Speed optimizations ARRGHHH DANGER!
This is the same chocolate factory that removed 'destructors' from Java, the garbage collector no longer collects all the garbage, and finalize() is never called and so lots of cleanups never happen because an object never gets told its done with and never gets freed.
All to make the garbage collector a bit faster. Oh boy, if you see them optimize for speed RUN AWAY!
Android is leaking bitmaps
finalize()
{
myBitMap.recycle();
}
Leaking handles, leaking resources, leak networks, leak leak leak.
It even leaks heap memory that the garbage collector doesn't know about, because, for example....
finalize()
{
CacheMat.delete(m_id);
}
...because some heap isn't reference by an object but rather an id and the garbage collector is ignorant of such complex relationships.
My god this is incompetent shit. Undermining the basic smartpointer system that an OS is built on to make a badly designed garbage collector run a little faster, by not collecting all the garbage.
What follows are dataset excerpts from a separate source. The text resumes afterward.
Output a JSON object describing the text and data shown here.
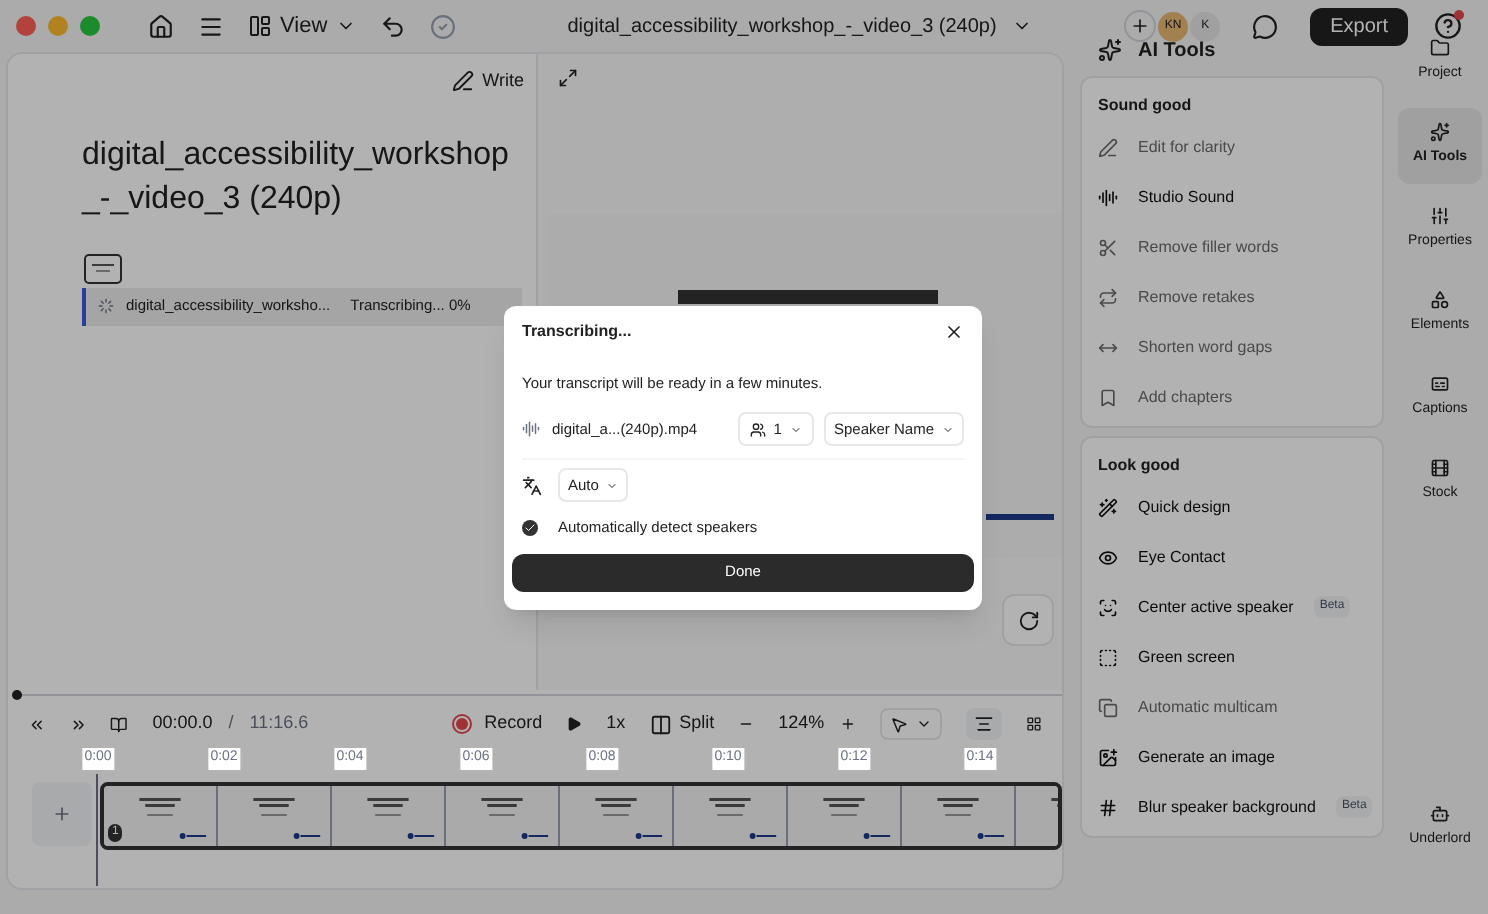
{
  "topbar": {
    "view_label": "View",
    "title": "digital_accessibility_workshop_-_video_3 (240p)",
    "avatars": [
      "KN",
      "K"
    ],
    "export_label": "Export",
    "help_notification": true
  },
  "script": {
    "write_label": "Write",
    "heading": "digital_accessibility_workshop_-_video_3 (240p)",
    "clip": {
      "name": "digital_accessibility_worksho...",
      "status": "Transcribing... 0%"
    }
  },
  "ai_tools": {
    "title": "AI Tools",
    "sections": [
      {
        "title": "Sound good",
        "items": [
          {
            "label": "Edit for clarity",
            "disabled": true
          },
          {
            "label": "Studio Sound",
            "disabled": false
          },
          {
            "label": "Remove filler words",
            "disabled": true
          },
          {
            "label": "Remove retakes",
            "disabled": true
          },
          {
            "label": "Shorten word gaps",
            "disabled": true
          },
          {
            "label": "Add chapters",
            "disabled": true
          }
        ]
      },
      {
        "title": "Look good",
        "items": [
          {
            "label": "Quick design",
            "disabled": false
          },
          {
            "label": "Eye Contact",
            "disabled": false
          },
          {
            "label": "Center active speaker",
            "disabled": false,
            "badge": "Beta"
          },
          {
            "label": "Green screen",
            "disabled": false
          },
          {
            "label": "Automatic multicam",
            "disabled": true
          },
          {
            "label": "Generate an image",
            "disabled": false
          },
          {
            "label": "Blur speaker background",
            "disabled": false,
            "badge": "Beta"
          }
        ]
      }
    ]
  },
  "rail": [
    {
      "label": "Project",
      "selected": false
    },
    {
      "label": "AI Tools",
      "selected": true
    },
    {
      "label": "Properties",
      "selected": false
    },
    {
      "label": "Elements",
      "selected": false
    },
    {
      "label": "Captions",
      "selected": false
    },
    {
      "label": "Stock",
      "selected": false
    },
    {
      "label": "Underlord",
      "selected": false
    }
  ],
  "transport": {
    "current_time": "00:00.0",
    "separator": "/",
    "total_time": "11:16.6",
    "record_label": "Record",
    "speed": "1x",
    "split_label": "Split",
    "zoom": "124%"
  },
  "timeline": {
    "ticks": [
      "0:00",
      "0:02",
      "0:04",
      "0:06",
      "0:08",
      "0:10",
      "0:12",
      "0:14"
    ],
    "track_number": "1"
  },
  "dialog": {
    "title": "Transcribing...",
    "message": "Your transcript will be ready in a few minutes.",
    "file": "digital_a...(240p).mp4",
    "speaker_count": "1",
    "speaker_name": "Speaker Name",
    "language": "Auto",
    "detect_speakers": {
      "label": "Automatically detect speakers",
      "checked": true
    },
    "done_label": "Done"
  }
}
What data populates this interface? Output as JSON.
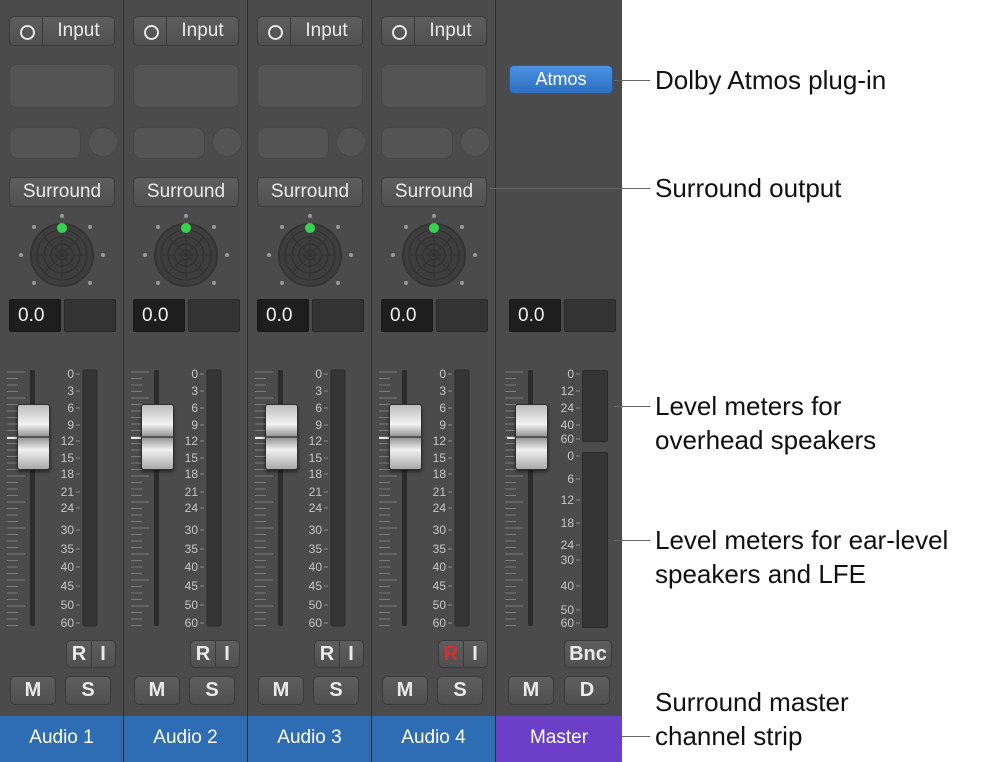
{
  "channels": [
    {
      "input": "Input",
      "output": "Surround",
      "volume": "0.0",
      "name": "Audio 1",
      "read_red": false
    },
    {
      "input": "Input",
      "output": "Surround",
      "volume": "0.0",
      "name": "Audio 2",
      "read_red": false
    },
    {
      "input": "Input",
      "output": "Surround",
      "volume": "0.0",
      "name": "Audio 3",
      "read_red": false
    },
    {
      "input": "Input",
      "output": "Surround",
      "volume": "0.0",
      "name": "Audio 4",
      "read_red": true
    }
  ],
  "buttons": {
    "read": "R",
    "input_monitor": "I",
    "mute": "M",
    "solo": "S"
  },
  "scale_labels": [
    "0",
    "3",
    "6",
    "9",
    "12",
    "15",
    "18",
    "21",
    "24",
    "30",
    "35",
    "40",
    "45",
    "50",
    "60"
  ],
  "master": {
    "plugin": "Atmos",
    "volume": "0.0",
    "bounce": "Bnc",
    "mute": "M",
    "dim": "D",
    "name": "Master",
    "overhead_scale": [
      "0",
      "12",
      "24",
      "40",
      "60"
    ],
    "ear_scale": [
      "0",
      "6",
      "12",
      "18",
      "24",
      "30",
      "40",
      "50",
      "60"
    ]
  },
  "callouts": [
    {
      "line1": "Dolby Atmos plug-in",
      "line2": ""
    },
    {
      "line1": "Surround output",
      "line2": ""
    },
    {
      "line1": "Level meters for",
      "line2": "overhead speakers"
    },
    {
      "line1": "Level meters for ear-level",
      "line2": "speakers and LFE"
    },
    {
      "line1": "Surround master",
      "line2": "channel strip"
    }
  ],
  "colors": {
    "mixer_bg": "#4b4b4b",
    "channel_name": "#2e6db4",
    "master_name": "#6b3fc8",
    "plugin_blue": "#3a80d2",
    "pan_dot": "#35d14f",
    "read_active": "#d32f2f"
  },
  "icons": {
    "input_ring": "ring-icon",
    "panner": "surround-panner-icon"
  }
}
That's not chocolate Google is shovelling. They are a shark-jump company, and if you want to build you work on their turds, be sure to grab an Android 8 tablet, play with apps, like YouTube for a few hours and realize it works. Then try the same tablet upgraded to Android 9 or worse Android 10..... see how it slows down?
This is Google now.
I have to restart activities daily, and reboot tablets weekly. Restarting the activity daily forces the graphics heap to be garbage collected. Rebooting* the tablet weekly, forces the service's heap to be garbage collected. Not using Google crappy incompetent products at all, forces Google's developer department to be garbage collected.
* I can't even exit the service and restart it again on a scheduler, I have to do a full reboot, because since Android 10, that service, even a foreground one, cannot start an activity. They (i.e. morons shoveling shit) suggest using notifications, having already mangled notifications.
So, an example use case, a background service spots a problem on a server that needs fixed immediately, can it pop up a dialog and get them to fix it? NO, because someone in Google decided that would be too distracting. Even if the user chose that software for that purpose, the shit shoveller knows better than the user and developer.
Pardon my angry rant, but I don't apologize for its underlying message. Do not use Google products expecting the same level of competence you recall from the past. This is not that Google.